A continuous flow cold vapour procedure for mercury determination by atomic emission using the reverse flow injection approach

Abstract

An experimental set-up for on-line Hg 2+ reduction and determination was devised using the reverse flow injection analysis (r-FIA) concept and the cold vapour (CV) technique, injecting an acidic Sn 2+ solution into the mercury sample line. The elemental mercury generated is separated from the reacting mixture by a 100 ml min −1 helium stream, which passes through a gas-liquid separator connected to a permeation cell. This gas stream is used as the plasma medium. The permeated Hg° is then concentrated on a 0.3 g gold foil placed inside a quartz tube connected to an 11 W He de discharge plasma chamber. The mercury retained on the gold surface is released by resistive heating and the emission intensity is observed at the 253.7 nm mercury line.
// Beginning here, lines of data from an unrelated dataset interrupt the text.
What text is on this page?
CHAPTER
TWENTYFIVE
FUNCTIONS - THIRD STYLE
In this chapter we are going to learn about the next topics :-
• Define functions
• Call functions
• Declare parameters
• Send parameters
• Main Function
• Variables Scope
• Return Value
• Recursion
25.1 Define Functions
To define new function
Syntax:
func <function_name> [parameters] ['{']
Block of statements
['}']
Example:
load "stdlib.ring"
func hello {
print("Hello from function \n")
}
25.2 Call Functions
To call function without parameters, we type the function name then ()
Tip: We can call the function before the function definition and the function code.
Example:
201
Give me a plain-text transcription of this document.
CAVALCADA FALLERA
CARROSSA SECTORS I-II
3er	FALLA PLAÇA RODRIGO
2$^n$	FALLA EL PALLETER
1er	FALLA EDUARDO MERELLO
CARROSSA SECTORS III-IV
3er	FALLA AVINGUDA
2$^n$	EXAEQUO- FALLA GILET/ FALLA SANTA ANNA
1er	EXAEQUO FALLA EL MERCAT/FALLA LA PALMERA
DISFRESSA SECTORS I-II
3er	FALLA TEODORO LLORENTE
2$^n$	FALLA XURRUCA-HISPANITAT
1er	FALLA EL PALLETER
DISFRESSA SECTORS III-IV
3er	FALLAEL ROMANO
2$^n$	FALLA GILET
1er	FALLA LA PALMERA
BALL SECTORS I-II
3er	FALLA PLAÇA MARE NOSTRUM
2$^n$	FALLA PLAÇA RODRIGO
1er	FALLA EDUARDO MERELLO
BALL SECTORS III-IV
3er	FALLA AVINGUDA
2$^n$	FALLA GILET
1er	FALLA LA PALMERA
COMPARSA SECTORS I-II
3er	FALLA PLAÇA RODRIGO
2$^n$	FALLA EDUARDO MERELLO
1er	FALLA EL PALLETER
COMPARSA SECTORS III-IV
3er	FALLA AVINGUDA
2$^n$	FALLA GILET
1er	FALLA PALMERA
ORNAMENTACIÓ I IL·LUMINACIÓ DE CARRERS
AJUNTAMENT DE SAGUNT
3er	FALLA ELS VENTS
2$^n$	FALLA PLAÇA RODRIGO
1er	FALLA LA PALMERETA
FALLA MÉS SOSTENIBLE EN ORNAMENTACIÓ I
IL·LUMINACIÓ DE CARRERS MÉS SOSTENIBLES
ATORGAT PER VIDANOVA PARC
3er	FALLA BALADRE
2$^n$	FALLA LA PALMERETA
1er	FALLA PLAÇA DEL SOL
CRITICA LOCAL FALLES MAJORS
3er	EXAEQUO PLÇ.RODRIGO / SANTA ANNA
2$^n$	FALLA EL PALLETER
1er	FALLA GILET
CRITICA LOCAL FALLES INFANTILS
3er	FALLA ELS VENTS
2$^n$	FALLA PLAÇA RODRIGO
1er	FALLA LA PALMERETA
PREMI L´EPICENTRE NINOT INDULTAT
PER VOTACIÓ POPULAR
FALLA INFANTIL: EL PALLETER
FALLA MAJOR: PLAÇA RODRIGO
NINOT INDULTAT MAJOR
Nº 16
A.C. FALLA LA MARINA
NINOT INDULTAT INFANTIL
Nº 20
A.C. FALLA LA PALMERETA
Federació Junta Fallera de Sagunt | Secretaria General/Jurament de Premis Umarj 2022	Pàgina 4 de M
For an injection cycle of 30 s, the calibration graphs are linear up to 50 ng ml −1(itr 2 = 0.999). An injection frequency of 120 h −1 is achieved, with negligible carry-over. The calculated relative standard deviation of the transient peaks is 1.6%. Higher sensitivities can be achieved using longer injection cycles. Samples of Human Hair Certified Reference Material were used to determine the accuracy of the method.